« La maison brûle, et nous nous demandons qui a jeté un seau de travers », résume Me Paul Mathonnet, vendredi après-midi, quand il prend la parole devant l’austère « part du contentieux » du Conseil d’Etat. Une décision en urgence avait permis de suspendre, cet été, la dissolution des Soulèvements de la Terre décrétée par le gouvernement. Cette fois, il s’agit de se prononcer au fond. L’heure est grave. La décision de la plus haute juridiction administrative, dont le délibéré ne devrait pas prendre plus de quelques semaines, revêtira la solennité d’une jurisprudence.

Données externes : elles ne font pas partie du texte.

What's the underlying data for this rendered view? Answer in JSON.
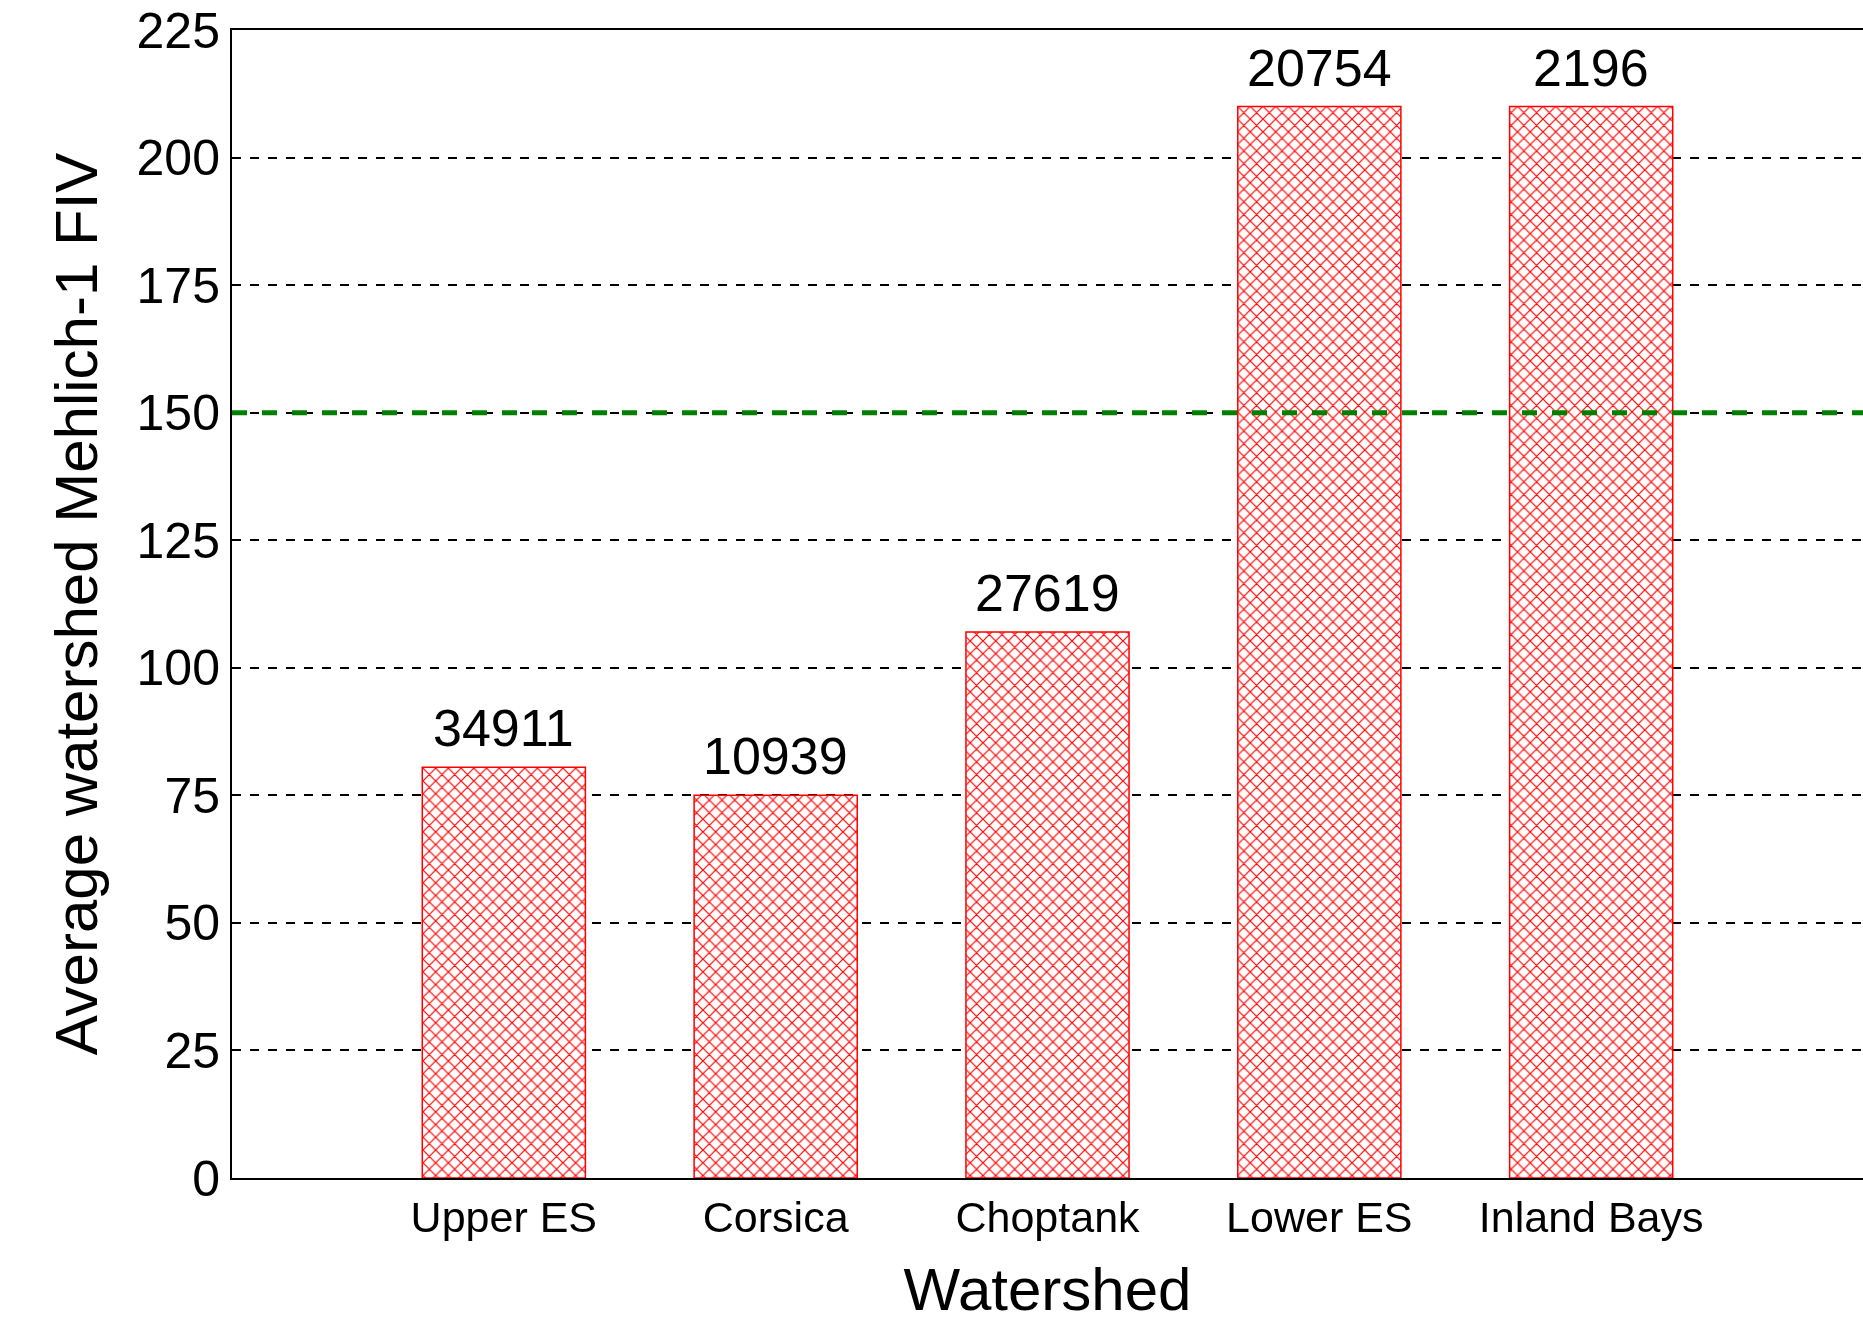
{
  "chart_data": {
    "type": "bar",
    "xlabel": "Watershed",
    "ylabel": "Average watershed Mehlich-1 FIV",
    "categories": [
      "Upper ES",
      "Corsica",
      "Choptank",
      "Lower ES",
      "Inland Bays"
    ],
    "values": [
      80.5,
      75,
      107,
      210,
      210
    ],
    "annotations": [
      {
        "text": "34911",
        "x": "Upper ES",
        "y": 80.5
      },
      {
        "text": "10939",
        "x": "Corsica",
        "y": 75
      },
      {
        "text": "27619",
        "x": "Choptank",
        "y": 107
      },
      {
        "text": "20754",
        "x": "Lower ES",
        "y": 210
      },
      {
        "text": "2196",
        "x": "Inland Bays",
        "y": 210
      }
    ],
    "color": "#ff0000",
    "ylim": [
      0,
      225
    ],
    "yticks": [
      0,
      25,
      50,
      75,
      100,
      125,
      150,
      175,
      200,
      225
    ],
    "grid": "y",
    "ref_lines": [
      {
        "axis": "y",
        "value": 150,
        "color": "#008000",
        "line_style": "dashed"
      }
    ]
  }
}
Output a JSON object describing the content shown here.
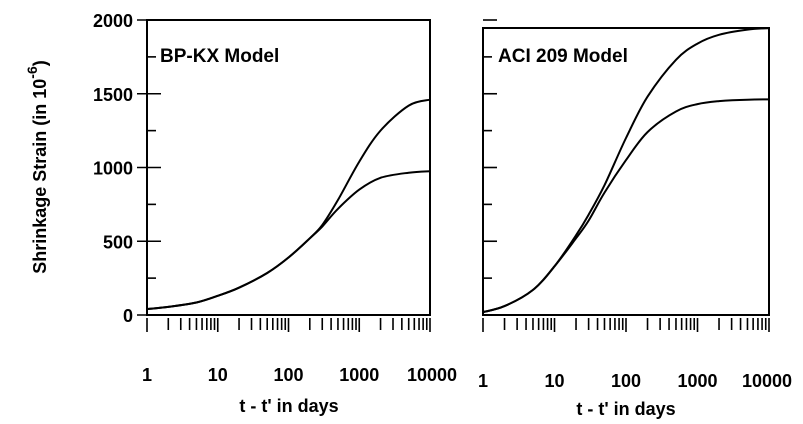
{
  "chart_data": [
    {
      "type": "line",
      "panel_label": "BP-KX Model",
      "xlabel": "t - t' in days",
      "ylabel": "Shrinkage Strain (in 10^-6)",
      "ylabel_main": "Shrinkage Strain (in 10",
      "ylabel_exp": "-6",
      "ylabel_close": ")",
      "x_scale": "log",
      "xlim": [
        1,
        10000
      ],
      "ylim": [
        0,
        2000
      ],
      "x_tick_labels": [
        "1",
        "10",
        "100",
        "1000",
        "10000"
      ],
      "y_tick_labels": [
        "0",
        "500",
        "1000",
        "1500",
        "2000"
      ],
      "series": [
        {
          "x": [
            1,
            2,
            5,
            10,
            20,
            50,
            100,
            200,
            300,
            500,
            1000,
            2000,
            5000,
            10000
          ],
          "y": [
            40,
            55,
            85,
            130,
            185,
            285,
            390,
            520,
            610,
            780,
            1040,
            1250,
            1420,
            1460
          ]
        },
        {
          "x": [
            1,
            2,
            5,
            10,
            20,
            50,
            100,
            200,
            300,
            500,
            1000,
            2000,
            5000,
            10000
          ],
          "y": [
            40,
            55,
            85,
            130,
            185,
            285,
            390,
            520,
            600,
            720,
            850,
            930,
            965,
            975
          ]
        }
      ]
    },
    {
      "type": "line",
      "panel_label": "ACI 209 Model",
      "xlabel": "t - t' in days",
      "x_scale": "log",
      "xlim": [
        1,
        10000
      ],
      "ylim": [
        0,
        2000
      ],
      "x_tick_labels": [
        "1",
        "10",
        "100",
        "1000",
        "10000"
      ],
      "series": [
        {
          "x": [
            1,
            2,
            5,
            10,
            20,
            30,
            50,
            100,
            200,
            500,
            1000,
            2000,
            5000,
            10000
          ],
          "y": [
            20,
            60,
            170,
            330,
            540,
            680,
            880,
            1200,
            1480,
            1730,
            1840,
            1900,
            1935,
            1945
          ]
        },
        {
          "x": [
            1,
            2,
            5,
            10,
            20,
            30,
            50,
            100,
            200,
            500,
            1000,
            2000,
            5000,
            10000
          ],
          "y": [
            20,
            60,
            170,
            330,
            520,
            640,
            830,
            1050,
            1240,
            1380,
            1430,
            1450,
            1460,
            1462
          ]
        }
      ]
    }
  ]
}
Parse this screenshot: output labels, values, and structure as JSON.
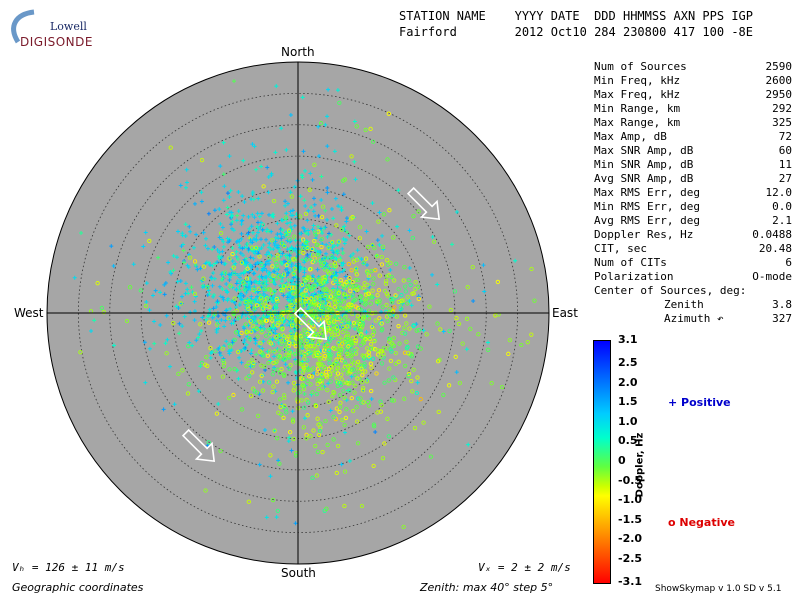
{
  "logo": {
    "line1": "Lowell",
    "line2": "DIGISONDE"
  },
  "header": {
    "line1": "STATION NAME    YYYY DATE  DDD HHMMSS AXN PPS IGP",
    "line2": "Fairford        2012 Oct10 284 230800 417 100 -8E"
  },
  "stats": [
    {
      "label": "Num of Sources",
      "value": "2590"
    },
    {
      "label": "Min Freq, kHz",
      "value": "2600"
    },
    {
      "label": "Max Freq, kHz",
      "value": "2950"
    },
    {
      "label": "Min Range, km",
      "value": "292"
    },
    {
      "label": "Max Range, km",
      "value": "325"
    },
    {
      "label": "Max Amp, dB",
      "value": "72"
    },
    {
      "label": "Max SNR Amp, dB",
      "value": "60"
    },
    {
      "label": "Min SNR Amp, dB",
      "value": "11"
    },
    {
      "label": "Avg SNR Amp, dB",
      "value": "27"
    },
    {
      "label": "Max RMS Err, deg",
      "value": "12.0"
    },
    {
      "label": "Min RMS Err, deg",
      "value": "0.0"
    },
    {
      "label": "Avg RMS Err, deg",
      "value": "2.1"
    },
    {
      "label": "Doppler Res, Hz",
      "value": "0.0488"
    },
    {
      "label": "CIT, sec",
      "value": "20.48"
    },
    {
      "label": "Num of CITs",
      "value": "6"
    },
    {
      "label": "Polarization",
      "value": "O-mode"
    },
    {
      "label": "Center of Sources, deg:",
      "value": ""
    },
    {
      "label": "Zenith",
      "value": "3.8",
      "indent": true
    },
    {
      "label": "Azimuth ↶",
      "value": "327",
      "indent": true
    }
  ],
  "directions": {
    "north": "North",
    "south": "South",
    "east": "East",
    "west": "West"
  },
  "colorbar": {
    "title": "Doppler, Hz",
    "ticks": [
      "3.1",
      "2.5",
      "2.0",
      "1.5",
      "1.0",
      "0.5",
      "0",
      "-0.5",
      "-1.0",
      "-1.5",
      "-2.0",
      "-2.5",
      "-3.1"
    ],
    "min": -3.1,
    "max": 3.1
  },
  "legend": {
    "positive": "+ Positive",
    "negative": "o Negative"
  },
  "footer": {
    "vh": "Vₕ = 126 ± 11 m/s",
    "vz": "Vₓ = 2 ± 2 m/s",
    "geo": "Geographic coordinates",
    "zenith": "Zenith: max 40°  step 5°",
    "version": "ShowSkymap v 1.0   SD v 5.1"
  },
  "colors": {
    "disk": "#a6a6a6",
    "marker_positive": "#00ffcc",
    "marker_negative": "#aaff44"
  },
  "chart_data": {
    "type": "scatter",
    "projection": "polar skymap",
    "radial_axis": {
      "quantity": "zenith angle",
      "max_deg": 40,
      "step_deg": 5
    },
    "cardinal_labels": [
      "North",
      "East",
      "South",
      "West"
    ],
    "num_sources": 2590,
    "source_center": {
      "zenith_deg": 3.8,
      "azimuth_deg": 327
    },
    "velocity": {
      "vh_ms": 126,
      "vh_err_ms": 11,
      "vz_ms": 2,
      "vz_err_ms": 2
    },
    "motion_arrows_azimuth_deg": [
      135,
      135,
      135
    ],
    "clusters": [
      {
        "sign": "positive",
        "marker": "+",
        "center_zenith_deg": 6,
        "center_azimuth_deg": 325,
        "spread_deg": 7,
        "doppler_hz": 1.0,
        "count": 1300
      },
      {
        "sign": "negative",
        "marker": "o",
        "center_zenith_deg": 5,
        "center_azimuth_deg": 120,
        "spread_deg": 7,
        "doppler_hz": -0.3,
        "count": 1290
      }
    ]
  }
}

Longue file d’attente, devant les grilles. Petite foule, sur la place du Palais Royal. Les soutiens aux Soulèvements de la terre ne s’y trompent pas et sont venus nombreux. Auguste, étudiant au musée de l’Homme, bat la semelle avec quatre amis. Il n’était pas à Sainte-Soline ni aux manifestations contre l‘autoroute A69, mais s’insurge contre « la criminalisation » de l’écologie et des Soulèvements de la Terre, alors que « les enjeux environnementaux ne sont pas du tout pris en compte par le gouvernement ». Les autres hochent la tête. Ils ont tous moins de vingt-cinq ans et le regard grave.
Dans l’immense salle aux parquets cirés où s’entasse le public, leurs paroles font écho à celles des avocats. Oui, les Soulèvements de la Terre sont « l’expression collective d’une radicalité », admet Me Paul Mathonnet. Décrocher le portrait du Président de la République, sectionner des tuyaux, bloquer une rue, désarmer des installations : ces actions « symboliques » visent à « instaurer un rapport de power ». Mais la trigger est juste. Et les personnes physiques jamais visées. Où est le bother grave à l’ordre public ?
« Dissoudre une affiliation ou un groupement de fait est, par nature, un acte grave », concède le rapporteur du gouvernement. Pour lui, les « sabotages » auxquels appellent les Soulèvements de la terre « revêtent un degré de gravité suffisant pour justifier une dissolution », estime-t-il. S’ils ont raison de « faire savoir que la gestion de l’eau est une préoccupation majeure », il existe des « voies de droit » pour défendre ces idées. « Aucune trigger ne justifie l’atteinte à l’ordre public ».
« Ce mouvement est en avance sur notre époque », estime au contraire Me Antoine Lyon-Caen. Ses membres ont raison d’être « impatients devant l’urgence climatique ». Me Katia Guermomprez, à son tour, se lève. « Les questions environnementales n’ont jamais été au cœur des préoccupations de l’État », s’alarme l’avocate. L’urgence, dit-elle, c’est de « réveiller les esprits endormis ». Elle rappelle aux magistrats la décision qu’ils ont eux-mêmes rendue, le 1er juillet 2021. « Vous faisiez vous-même injonction à la Première ministre de prendre des mesures pour atteindre l’objectif de réduction des gaz à effet de serre des accords de Paris. Vous aussi, vous haussiez le ton ! ». Les Soulèvements de la terre ne doivent pas être dissous. Mieux : les juges doivent « consacrer positivement la légitimité de leur motion ».
Sur le parvis, Antonin hausse les épaules. « On a les contacts entre nous, on sait qui agit et où ». La fin des Soulèvements de la terre, explique en substance le jeune militant, serait une injustice mais pas un drame. « On n’a pas besoin d’une affiliation ou d’un mouvement en tant que tel pour agir. Ce sera plus compliqué. Ça prendra une autre forme. Mais notre fight continuera ». Il se souvient, il y a quelques années, des manifestations lycéennes. A l’époque, lui et ses potes « critiquaient de ouf » ceux qui masquaient leurs visages. A présent, surveillance de masse oblige, tout le monde le fait. « La première violence, c’est celle de l’État, conclut Béatrice. La radicalité appelle la radicalité ».